There is so much potential to use AI—for sifting through mounds of data, applications, resumes and for conducting job description analysis, for example. But it’s critical to remember that we are in the business of people. AI cannot replace human intervention, discernment, connection and relationships.

AI can, however, release us from some of the tactical, mundane, but important tasks that surround the human resources function. What I like most about the possibility of AI is the ability to free up human resources departments to make more meaningful connections and have more conversations with our colleagues and key stakeholders.

What are some best practices that HR teams should employ to position their organizations to better withstand a potential recession?

The playbook for recession response in HR is a bit stale. We all know the standard go-tos when it comes to down periods—eliminate open positions or institute a hiring freeze, offer early retirement, reduce salaries, eliminate bonuses—the list goes on and on. What we don’t often talk about is how to recession-proof our businesses from the beginning, or when times are good, which is why there are these things to consider:

Always be evaluating current roles and strategic plans for the future. What skills, knowledge or abilities will your teams need to be successful as your organization evolves? Evaluate the right time to add talent to your organization or move talent to where the organization is shifting.

The tension between “we have just enough people” and “the company is over-staffed” is tenuous at best. Organizations with solid measures and indicators of when to add talent are a step ahead, and they monitor internal and external data sources to manage the delicate balance.

Invest in ongoing development. The investment in training and development of current employees will enable your company and its team members to take on new roles as the organization’s strategies and initiatives progress. Employees routinely list ongoing development and career growth options as one of the reasons they intend to stay at an organization, so it’s important to keep this strategy front and center.

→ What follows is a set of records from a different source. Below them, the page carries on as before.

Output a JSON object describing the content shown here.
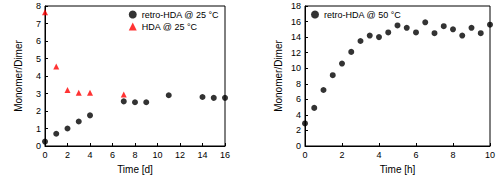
{
  "chart_data": [
    {
      "type": "scatter",
      "xlabel": "Time [d]",
      "ylabel": "Monomer/Dimer",
      "xlim": [
        0,
        16
      ],
      "xticks": [
        0,
        2,
        4,
        6,
        8,
        10,
        12,
        14,
        16
      ],
      "ylim": [
        0,
        8
      ],
      "yticks": [
        0,
        1,
        2,
        3,
        4,
        5,
        6,
        7,
        8
      ],
      "grid": false,
      "legend": "upper right",
      "series": [
        {
          "name": "retro-HDA @ 25 °C",
          "color": "#000000",
          "marker": "circle",
          "x": [
            0,
            1,
            2,
            3,
            4,
            7,
            8,
            9,
            11,
            14,
            15,
            16
          ],
          "values": [
            0.25,
            0.7,
            1.0,
            1.4,
            1.75,
            2.55,
            2.5,
            2.5,
            2.9,
            2.8,
            2.75,
            2.75
          ]
        },
        {
          "name": "HDA @ 25 °C",
          "color": "#ff0000",
          "marker": "triangle",
          "x": [
            0,
            1,
            2,
            3,
            4,
            7
          ],
          "values": [
            7.65,
            4.55,
            3.2,
            3.05,
            3.05,
            2.95
          ]
        }
      ]
    },
    {
      "type": "scatter",
      "xlabel": "Time [h]",
      "ylabel": "Monomer/Dimer",
      "xlim": [
        0,
        10
      ],
      "xticks": [
        0,
        2,
        4,
        6,
        8,
        10
      ],
      "ylim": [
        0,
        18
      ],
      "yticks": [
        0,
        2,
        4,
        6,
        8,
        10,
        12,
        14,
        16,
        18
      ],
      "grid": false,
      "legend": "upper left",
      "series": [
        {
          "name": "retro-HDA @ 50 °C",
          "color": "#000000",
          "marker": "circle",
          "x": [
            0,
            0.5,
            1,
            1.5,
            2,
            2.5,
            3,
            3.5,
            4,
            4.5,
            5,
            5.5,
            6,
            6.5,
            7,
            7.5,
            8,
            8.5,
            9,
            9.5,
            10
          ],
          "values": [
            2.9,
            4.9,
            7.2,
            9.1,
            10.6,
            12.1,
            13.5,
            14.2,
            14.0,
            14.6,
            15.5,
            15.2,
            14.6,
            15.9,
            14.5,
            15.4,
            15.0,
            14.2,
            15.2,
            14.5,
            15.6
          ]
        }
      ]
    }
  ]
}
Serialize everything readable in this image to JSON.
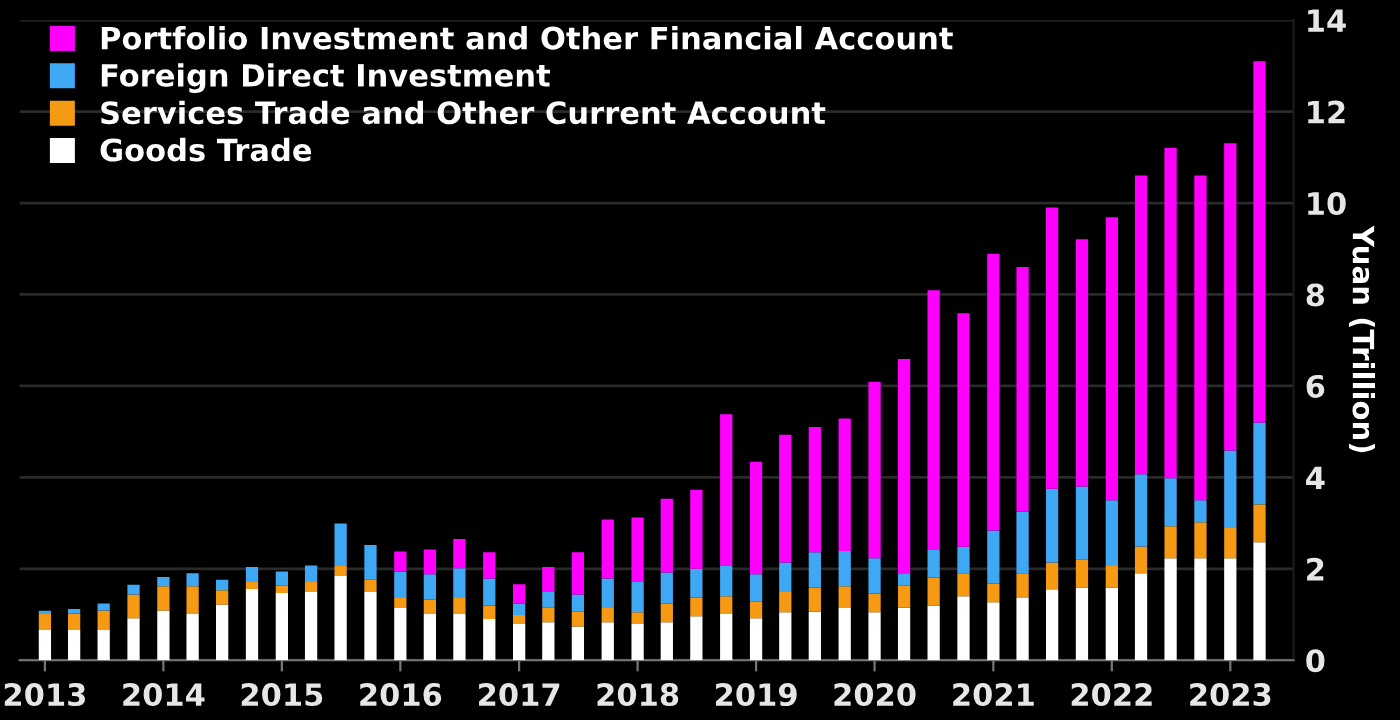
{
  "chart_data": {
    "type": "bar",
    "stacked": true,
    "ylabel": "Yuan (Trillion)",
    "x": [
      "2013-01",
      "2013-04",
      "2013-07",
      "2013-10",
      "2014-01",
      "2014-04",
      "2014-07",
      "2014-10",
      "2015-01",
      "2015-04",
      "2015-07",
      "2015-10",
      "2016-01",
      "2016-04",
      "2016-07",
      "2016-10",
      "2017-01",
      "2017-04",
      "2017-07",
      "2017-10",
      "2018-01",
      "2018-04",
      "2018-07",
      "2018-10",
      "2019-01",
      "2019-04",
      "2019-07",
      "2019-10",
      "2020-01",
      "2020-04",
      "2020-07",
      "2020-10",
      "2021-01",
      "2021-04",
      "2021-07",
      "2021-10",
      "2022-01",
      "2022-04",
      "2022-07",
      "2022-10",
      "2023-01",
      "2023-04"
    ],
    "series": [
      {
        "name": "Goods Trade",
        "color": "#ffffff",
        "values": [
          0.66,
          0.66,
          0.66,
          0.92,
          1.09,
          1.01,
          1.22,
          1.56,
          1.47,
          1.49,
          1.84,
          1.49,
          1.14,
          1.01,
          1.01,
          0.9,
          0.79,
          0.83,
          0.74,
          0.83,
          0.79,
          0.83,
          0.96,
          1.01,
          0.92,
          1.05,
          1.06,
          1.14,
          1.05,
          1.15,
          1.2,
          1.4,
          1.27,
          1.36,
          1.55,
          1.59,
          1.59,
          1.9,
          2.23,
          2.23,
          2.23,
          2.58
        ]
      },
      {
        "name": "Services Trade and Other Current Account",
        "color": "#f59a12",
        "values": [
          0.35,
          0.36,
          0.43,
          0.52,
          0.53,
          0.61,
          0.31,
          0.15,
          0.16,
          0.22,
          0.22,
          0.27,
          0.22,
          0.32,
          0.35,
          0.3,
          0.2,
          0.32,
          0.32,
          0.31,
          0.26,
          0.41,
          0.41,
          0.39,
          0.36,
          0.44,
          0.53,
          0.48,
          0.41,
          0.48,
          0.61,
          0.5,
          0.41,
          0.54,
          0.59,
          0.61,
          0.47,
          0.59,
          0.7,
          0.79,
          0.66,
          0.83
        ]
      },
      {
        "name": "Foreign Direct Investment",
        "color": "#3fa8f4",
        "values": [
          0.07,
          0.1,
          0.15,
          0.21,
          0.2,
          0.28,
          0.23,
          0.33,
          0.31,
          0.36,
          0.93,
          0.76,
          0.58,
          0.55,
          0.65,
          0.59,
          0.25,
          0.34,
          0.38,
          0.65,
          0.66,
          0.68,
          0.63,
          0.66,
          0.6,
          0.65,
          0.77,
          0.77,
          0.77,
          0.27,
          0.6,
          0.58,
          1.16,
          1.35,
          1.61,
          1.6,
          1.44,
          1.58,
          1.05,
          0.48,
          1.7,
          1.79
        ]
      },
      {
        "name": "Portfolio Investment and Other Financial Account",
        "color": "#ff00ff",
        "values": [
          null,
          null,
          null,
          null,
          null,
          null,
          null,
          null,
          null,
          null,
          null,
          null,
          0.44,
          0.54,
          0.64,
          0.57,
          0.42,
          0.55,
          0.92,
          1.29,
          1.41,
          1.61,
          1.73,
          3.32,
          2.46,
          2.79,
          2.74,
          2.9,
          3.86,
          4.69,
          5.68,
          5.11,
          6.05,
          5.35,
          6.15,
          5.41,
          6.19,
          6.53,
          7.23,
          7.1,
          6.72,
          7.9
        ]
      }
    ],
    "xlim": [
      "2012-10-15",
      "2023-07-15"
    ],
    "xticks": [
      "2013",
      "2014",
      "2015",
      "2016",
      "2017",
      "2018",
      "2019",
      "2020",
      "2021",
      "2022",
      "2023"
    ],
    "ylim": [
      0,
      14
    ],
    "yticks": [
      0,
      2,
      4,
      6,
      8,
      10,
      12,
      14
    ],
    "grid": "y",
    "legend": "top left"
  }
}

Foster a change leadership mindset. As John Maxwell once said, “Change is inevitable. Growth is optional.” Recognizing this, how do we prepare our employees for the inevitable change?

Be transparent about where the organization is headed. There will be headwinds or tailwinds as all organizations will be impacted differently—have plans in place to weather the inescapable storms. Even simply trying to listen to the concerns of your employees will go a long way in making your organization recession resilient.